Low-field magnetization processes of hexagonal easy-plane altermagnet $α$-MnTe

TL;DR

This work investigates low-field magnetization processes in the hexagonal easy-plane altermagnet α-MnTe. The authors grow high-purity crystals by iodine-assisted chemical vapor transport and characterize their structure and magnetic properties using XRD, EDXS, BSE, magnetization, resistivity, and specific heat measurements, identifying a Néel transition at $T_N \approx 307$ K and a Mn$^{2+}$ spin state $S=5/2$. They observe complex, domain-driven magnetization with a weak ferromagnetic component along $c$ and a low-field anomaly near $\mu_0 H \approx 1$ T, suggesting metastable domain dynamics rather than conventional spin-flop. A phenomenological micromagnetic model incorporating higher-order anisotropic exchange and Dzyaloshinskii-Moriya-like invariants coupling the weak ferromagnetic moment to the Néel vector explains the absence of spin-flop transitions and attributes the irregular magnetization to redistribution of metastable domains, with implications for altermagnet spintronics.

Abstract

Single crystals of $α$-MnTe were synthesized by chemical vapor transport using iodine as the transport reagent.

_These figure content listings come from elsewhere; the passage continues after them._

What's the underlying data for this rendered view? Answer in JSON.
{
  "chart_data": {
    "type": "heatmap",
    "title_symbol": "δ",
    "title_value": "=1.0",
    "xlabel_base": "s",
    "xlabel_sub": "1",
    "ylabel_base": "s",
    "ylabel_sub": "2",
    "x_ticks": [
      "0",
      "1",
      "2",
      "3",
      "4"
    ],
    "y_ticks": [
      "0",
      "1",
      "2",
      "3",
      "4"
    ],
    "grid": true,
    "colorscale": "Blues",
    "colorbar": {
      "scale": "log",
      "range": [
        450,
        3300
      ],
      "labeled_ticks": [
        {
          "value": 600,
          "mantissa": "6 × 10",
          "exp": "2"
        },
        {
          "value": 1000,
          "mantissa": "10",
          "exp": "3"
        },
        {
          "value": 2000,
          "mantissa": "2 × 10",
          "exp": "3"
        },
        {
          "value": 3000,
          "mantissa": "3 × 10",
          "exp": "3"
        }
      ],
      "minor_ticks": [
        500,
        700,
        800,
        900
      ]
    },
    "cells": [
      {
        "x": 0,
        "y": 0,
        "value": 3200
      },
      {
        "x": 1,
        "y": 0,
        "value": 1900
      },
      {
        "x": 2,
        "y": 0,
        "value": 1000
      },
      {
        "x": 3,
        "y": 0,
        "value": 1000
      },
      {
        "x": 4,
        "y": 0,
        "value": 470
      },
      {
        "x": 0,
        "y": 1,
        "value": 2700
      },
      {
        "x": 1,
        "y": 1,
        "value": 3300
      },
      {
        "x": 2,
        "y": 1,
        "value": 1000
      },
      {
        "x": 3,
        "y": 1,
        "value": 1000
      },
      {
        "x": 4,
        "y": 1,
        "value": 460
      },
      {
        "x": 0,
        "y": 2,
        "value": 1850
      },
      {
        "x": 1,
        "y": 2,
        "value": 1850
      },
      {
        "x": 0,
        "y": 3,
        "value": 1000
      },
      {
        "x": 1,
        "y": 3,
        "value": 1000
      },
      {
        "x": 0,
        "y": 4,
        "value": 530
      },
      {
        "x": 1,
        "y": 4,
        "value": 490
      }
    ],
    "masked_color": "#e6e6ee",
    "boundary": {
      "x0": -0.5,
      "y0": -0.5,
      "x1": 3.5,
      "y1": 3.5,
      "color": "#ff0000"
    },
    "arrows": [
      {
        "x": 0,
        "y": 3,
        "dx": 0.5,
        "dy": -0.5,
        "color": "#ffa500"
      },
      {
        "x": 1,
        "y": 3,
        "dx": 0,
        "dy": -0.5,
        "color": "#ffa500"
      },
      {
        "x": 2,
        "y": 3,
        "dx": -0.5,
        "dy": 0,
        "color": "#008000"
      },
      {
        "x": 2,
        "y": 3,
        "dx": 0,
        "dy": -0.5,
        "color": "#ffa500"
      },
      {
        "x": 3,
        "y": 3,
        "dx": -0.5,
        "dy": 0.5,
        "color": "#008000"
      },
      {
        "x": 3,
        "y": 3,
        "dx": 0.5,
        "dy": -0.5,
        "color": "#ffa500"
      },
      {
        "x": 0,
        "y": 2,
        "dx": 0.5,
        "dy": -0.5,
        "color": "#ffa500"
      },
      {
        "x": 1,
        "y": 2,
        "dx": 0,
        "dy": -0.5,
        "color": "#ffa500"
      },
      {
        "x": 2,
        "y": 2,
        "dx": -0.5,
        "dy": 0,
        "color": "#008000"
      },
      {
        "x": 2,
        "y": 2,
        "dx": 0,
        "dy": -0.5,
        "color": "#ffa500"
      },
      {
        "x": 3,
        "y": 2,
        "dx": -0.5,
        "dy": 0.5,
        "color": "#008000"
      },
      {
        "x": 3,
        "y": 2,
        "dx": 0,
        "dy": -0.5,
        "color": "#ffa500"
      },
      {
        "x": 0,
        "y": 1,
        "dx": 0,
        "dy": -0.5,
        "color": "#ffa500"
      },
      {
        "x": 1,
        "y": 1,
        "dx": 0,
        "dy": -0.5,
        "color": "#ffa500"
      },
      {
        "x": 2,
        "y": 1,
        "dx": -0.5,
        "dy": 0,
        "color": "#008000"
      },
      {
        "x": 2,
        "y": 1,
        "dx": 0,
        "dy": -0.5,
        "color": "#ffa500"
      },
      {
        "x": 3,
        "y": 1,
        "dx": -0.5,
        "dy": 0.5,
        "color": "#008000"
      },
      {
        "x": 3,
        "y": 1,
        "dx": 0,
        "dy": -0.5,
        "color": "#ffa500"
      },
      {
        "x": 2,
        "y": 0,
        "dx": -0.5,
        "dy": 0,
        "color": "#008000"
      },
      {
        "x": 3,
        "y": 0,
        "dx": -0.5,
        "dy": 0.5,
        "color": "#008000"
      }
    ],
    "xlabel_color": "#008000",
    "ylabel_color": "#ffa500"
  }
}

Structural characterization by powder x-ray diffraction confirmed the hexagonal structure (space group P6$_{3}$/mmc). Magnetization $M(T)$ and specific heat $C_p(T)$ measurements revealed an antiferromagnetic phase transition at $T_N \approx307$ K. The magnetic entropy derived from the $C_p(T)$ data is consistent with the $S = 5/2$ spin state of Mn$^{2+}$ ions. Angle- and field-dependent magnetization measurements indicate complex magnetic responses associated with domains, and show an anomaly around 1 T. These features are analyzed using a phenomenological micromagnetic model that includes higher-order anisotropic exchange interactions coupling the weak ferromagnetic component and the antiferromagnetic order parameter. The model captures the generic behavior of magnetic states and demonstrates that the observed uniaxial and unidirectional anisotropies arise from metastable domain configurations and irreversible magnetization processes.

Figures (9)

• Figure 1: (a) An image of single crystals grown by chemical vapor transport. (b) Back-scatter electron (BSE) map of a $\alpha$-MnTe single crystal, individually color-coded for Mn and Te ions. (c) BSE map of $\alpha$-MnTe. The circles represent the area in which the composition was analyzed using EDXS. At positions marked 1,2, and 3, the compositions were consistently found to be Mn$_{1.02(1)}$Te$_{0.98(1)}$, Mn$_{1.02(1)}$Te$_{0.98(1)}$, and Mn$_{1.02(1)}$Te$_{0.98(1)}$, respectively.
• Figure 2: Results of the profile matching by Rietveld refinement of $\alpha$-MnTe from the powder x-ray diffraction data taken at 298 K.
• Figure 3: DC magnetic susceptibility $\chi(T)$ measured under a zero-field-cooled (ZFC) protocol with an applied magnetic field of (a) 0.1 T and (b) 2 T, for fields oriented parallel to the crystallographic $\braket{2\overline{1}\overline{1}0}$, $\braket{1\overline{1}00}$, and $\braket{0001}$ axes. Inset of panel (a) illustrates the orientation of the $\braket{2\overline{1}\overline{1}0}$ and $\braket{1\overline{1}00}$-axes within the hexagonal basal plane; the $\braket{0001}$ axis is oriented perpendicular to this plane.
• Figure 4: Magnetization $M(H)$ measured at 2 K with the magnetic field applied parallel to the crystallographic $a$-, $m$-, and $c$- axes. The inset shows the field derivative $dM/dH$ as a function of $H$. Vertical dashed lines mark the critical fields for both positive and negative fields applied along the $\braket{2\overline{1}\overline{1}0}$- and $\braket{1\overline{1}00}$-axes. A sharp peak in the $dM/dH$ curve for $H\parallel c$ is attributed to weak ferromagnetism along the $c$-axis.
• Figure 5: Magnetic field derivative $dM/dH$ of the magnetization $M(H)$ curves measured at various temperatures.